注目を集めていた書状は源頼信が石清水八幡宮を源氏の氏神とすると宣言した「源頼信告文案」のほか、後醍醐天皇に反旗を翻した足利尊氏が戦勝祈願のために納めた「足利尊氏御教書」、第11代室町幕府将軍・足利義澄が対立していた前将軍・義材(義稙)の不幸を願ったという「足利義澄自筆願文」などで、特に織田信長の書状「織田信長朱印状」は、天下布武の朱印が押されており、しなやかかつ力強さを感じさせる見事な筆致に会場からため息が漏れました。

一つ一つの文書は、武将たちが石清水八幡宮を深く信仰したことを今に伝える証であり、その行間から伺える歴史の奥深さに心打たれる思いがしました。

■正式参拝、社殿拝観

正式参拝の様子
本殿

2012年4月、石清水八幡宮は40年ぶりの修復を終え、徳川家光が寄進した本殿や楼門が色鮮やかに蘇りました。次に朱塗りが眩しい本殿に場所を移し、正式参拝が執り行われました。「昇殿しての参拝は初めて」という方も多く、神様をお呼びする太鼓の音が鳴り響くとあたりはシンと静まりかえり、厳粛な雰囲気に。狩衣をまとった神職により祝詞(のりと)が奏上され、おはらいを受けた後、玉串を捧げて二礼二拍手一礼の作法で参拝は終了。続いて神職の案内で社殿を拝観します。

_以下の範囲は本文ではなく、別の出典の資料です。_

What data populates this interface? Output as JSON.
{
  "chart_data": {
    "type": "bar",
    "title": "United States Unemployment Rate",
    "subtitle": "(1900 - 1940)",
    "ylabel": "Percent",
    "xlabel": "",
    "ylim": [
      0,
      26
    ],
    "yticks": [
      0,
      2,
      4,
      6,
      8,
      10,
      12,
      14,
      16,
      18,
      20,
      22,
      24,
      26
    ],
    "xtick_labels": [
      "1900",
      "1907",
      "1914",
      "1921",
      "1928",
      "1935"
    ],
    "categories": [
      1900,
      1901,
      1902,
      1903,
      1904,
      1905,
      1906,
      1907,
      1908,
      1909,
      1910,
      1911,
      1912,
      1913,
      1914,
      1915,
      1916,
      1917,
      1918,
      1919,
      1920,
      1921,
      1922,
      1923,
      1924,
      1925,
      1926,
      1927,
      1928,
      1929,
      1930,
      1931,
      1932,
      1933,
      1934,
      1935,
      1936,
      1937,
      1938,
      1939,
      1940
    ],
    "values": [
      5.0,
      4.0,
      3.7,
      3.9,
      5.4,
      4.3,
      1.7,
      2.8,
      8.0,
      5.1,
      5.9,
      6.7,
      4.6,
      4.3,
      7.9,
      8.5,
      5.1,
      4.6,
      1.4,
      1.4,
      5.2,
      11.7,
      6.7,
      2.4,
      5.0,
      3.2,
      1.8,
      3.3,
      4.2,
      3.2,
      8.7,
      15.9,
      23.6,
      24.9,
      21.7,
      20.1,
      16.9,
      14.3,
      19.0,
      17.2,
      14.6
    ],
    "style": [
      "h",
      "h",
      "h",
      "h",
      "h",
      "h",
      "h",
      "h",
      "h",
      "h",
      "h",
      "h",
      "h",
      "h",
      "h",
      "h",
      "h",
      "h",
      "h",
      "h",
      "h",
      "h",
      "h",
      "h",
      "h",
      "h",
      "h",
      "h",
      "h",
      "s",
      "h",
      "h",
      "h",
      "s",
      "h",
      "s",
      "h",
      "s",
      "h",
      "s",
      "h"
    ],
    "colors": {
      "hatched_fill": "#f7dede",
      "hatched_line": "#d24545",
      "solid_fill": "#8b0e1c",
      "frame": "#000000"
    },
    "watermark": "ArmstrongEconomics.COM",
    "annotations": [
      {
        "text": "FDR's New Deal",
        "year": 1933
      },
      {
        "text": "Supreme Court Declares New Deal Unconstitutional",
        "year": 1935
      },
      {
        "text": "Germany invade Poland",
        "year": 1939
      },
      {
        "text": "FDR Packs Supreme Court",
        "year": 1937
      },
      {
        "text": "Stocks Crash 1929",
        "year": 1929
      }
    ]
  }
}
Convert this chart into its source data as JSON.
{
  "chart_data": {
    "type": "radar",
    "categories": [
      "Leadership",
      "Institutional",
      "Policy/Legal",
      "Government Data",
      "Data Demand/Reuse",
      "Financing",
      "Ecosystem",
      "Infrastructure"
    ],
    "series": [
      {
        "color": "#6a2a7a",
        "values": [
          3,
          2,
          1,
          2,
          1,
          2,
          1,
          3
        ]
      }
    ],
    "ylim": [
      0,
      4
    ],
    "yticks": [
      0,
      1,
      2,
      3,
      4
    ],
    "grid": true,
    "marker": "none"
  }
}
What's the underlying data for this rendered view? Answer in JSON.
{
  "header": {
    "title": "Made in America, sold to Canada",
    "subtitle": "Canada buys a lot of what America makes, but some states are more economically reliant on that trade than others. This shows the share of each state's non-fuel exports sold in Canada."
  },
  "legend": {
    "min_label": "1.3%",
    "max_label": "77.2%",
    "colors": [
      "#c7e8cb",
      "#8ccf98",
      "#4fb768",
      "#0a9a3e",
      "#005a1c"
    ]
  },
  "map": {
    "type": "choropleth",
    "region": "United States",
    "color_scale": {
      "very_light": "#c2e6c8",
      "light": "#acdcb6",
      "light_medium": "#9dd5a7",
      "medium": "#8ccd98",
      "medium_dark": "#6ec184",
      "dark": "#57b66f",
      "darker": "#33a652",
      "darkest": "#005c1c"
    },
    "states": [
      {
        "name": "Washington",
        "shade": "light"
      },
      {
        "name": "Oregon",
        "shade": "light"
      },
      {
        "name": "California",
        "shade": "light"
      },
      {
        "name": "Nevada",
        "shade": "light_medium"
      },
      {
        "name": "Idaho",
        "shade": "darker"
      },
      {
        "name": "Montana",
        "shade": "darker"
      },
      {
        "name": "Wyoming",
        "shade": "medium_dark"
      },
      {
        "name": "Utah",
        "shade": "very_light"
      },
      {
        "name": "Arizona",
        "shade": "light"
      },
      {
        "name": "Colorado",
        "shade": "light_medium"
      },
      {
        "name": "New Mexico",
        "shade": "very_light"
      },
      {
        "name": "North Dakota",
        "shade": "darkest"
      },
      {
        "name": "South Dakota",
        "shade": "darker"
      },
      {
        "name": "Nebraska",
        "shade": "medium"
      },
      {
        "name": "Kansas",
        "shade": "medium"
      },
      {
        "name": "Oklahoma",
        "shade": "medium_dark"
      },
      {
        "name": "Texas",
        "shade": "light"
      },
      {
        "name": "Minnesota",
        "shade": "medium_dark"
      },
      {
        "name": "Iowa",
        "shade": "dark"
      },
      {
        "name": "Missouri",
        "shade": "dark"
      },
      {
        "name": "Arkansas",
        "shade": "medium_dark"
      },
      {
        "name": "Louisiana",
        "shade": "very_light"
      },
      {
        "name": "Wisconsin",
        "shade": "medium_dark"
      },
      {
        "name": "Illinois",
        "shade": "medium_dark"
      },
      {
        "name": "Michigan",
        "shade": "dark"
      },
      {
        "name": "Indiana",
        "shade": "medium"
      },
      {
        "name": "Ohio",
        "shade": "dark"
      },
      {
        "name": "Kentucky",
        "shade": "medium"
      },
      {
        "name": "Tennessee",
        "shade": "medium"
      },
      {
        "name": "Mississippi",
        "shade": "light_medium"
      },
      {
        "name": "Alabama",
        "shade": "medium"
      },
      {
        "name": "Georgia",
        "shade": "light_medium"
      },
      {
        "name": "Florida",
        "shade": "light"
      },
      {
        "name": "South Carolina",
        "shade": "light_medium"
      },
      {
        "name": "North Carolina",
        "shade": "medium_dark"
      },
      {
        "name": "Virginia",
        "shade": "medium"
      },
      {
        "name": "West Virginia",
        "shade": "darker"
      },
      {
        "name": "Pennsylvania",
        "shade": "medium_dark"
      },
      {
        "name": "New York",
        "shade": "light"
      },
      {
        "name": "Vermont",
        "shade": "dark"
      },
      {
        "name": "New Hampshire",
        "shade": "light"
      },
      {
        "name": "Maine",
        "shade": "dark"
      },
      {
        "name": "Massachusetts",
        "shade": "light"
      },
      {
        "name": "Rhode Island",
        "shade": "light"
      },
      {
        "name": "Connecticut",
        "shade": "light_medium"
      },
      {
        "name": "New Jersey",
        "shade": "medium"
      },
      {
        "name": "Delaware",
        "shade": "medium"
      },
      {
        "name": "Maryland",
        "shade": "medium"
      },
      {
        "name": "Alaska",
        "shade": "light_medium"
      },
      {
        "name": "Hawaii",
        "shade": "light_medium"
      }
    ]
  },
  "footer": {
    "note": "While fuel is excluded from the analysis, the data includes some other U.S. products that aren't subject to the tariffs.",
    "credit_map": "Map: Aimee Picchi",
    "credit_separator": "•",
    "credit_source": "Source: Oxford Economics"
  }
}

ご祭神をまつる本殿は前後2棟からなる「八幡造」と呼ばれる古い建築様式で、その桧皮葺(ひわだ)屋根の接するところに織田信長が寄進した「黄金の樋(とい)」が架けられています。周囲には極彩色に彩られた飾り彫刻や伝説の名工・左甚五郎の作と伝わる「目貫きの猿」などが生き生きと表現され、格式高い神社の風格を伝えます。かつて石清水八幡宮では平清盛が舞を舞い、源義家が元服し、織田信長・豊臣秀吉が所領を寄進し、徳川家康・家光が社殿の修復をして常に神に祈りが捧げられてきました。由緒ある神社を彩る数々のエピソードが披露されるたび、あちらこちらから感嘆の声が上りました。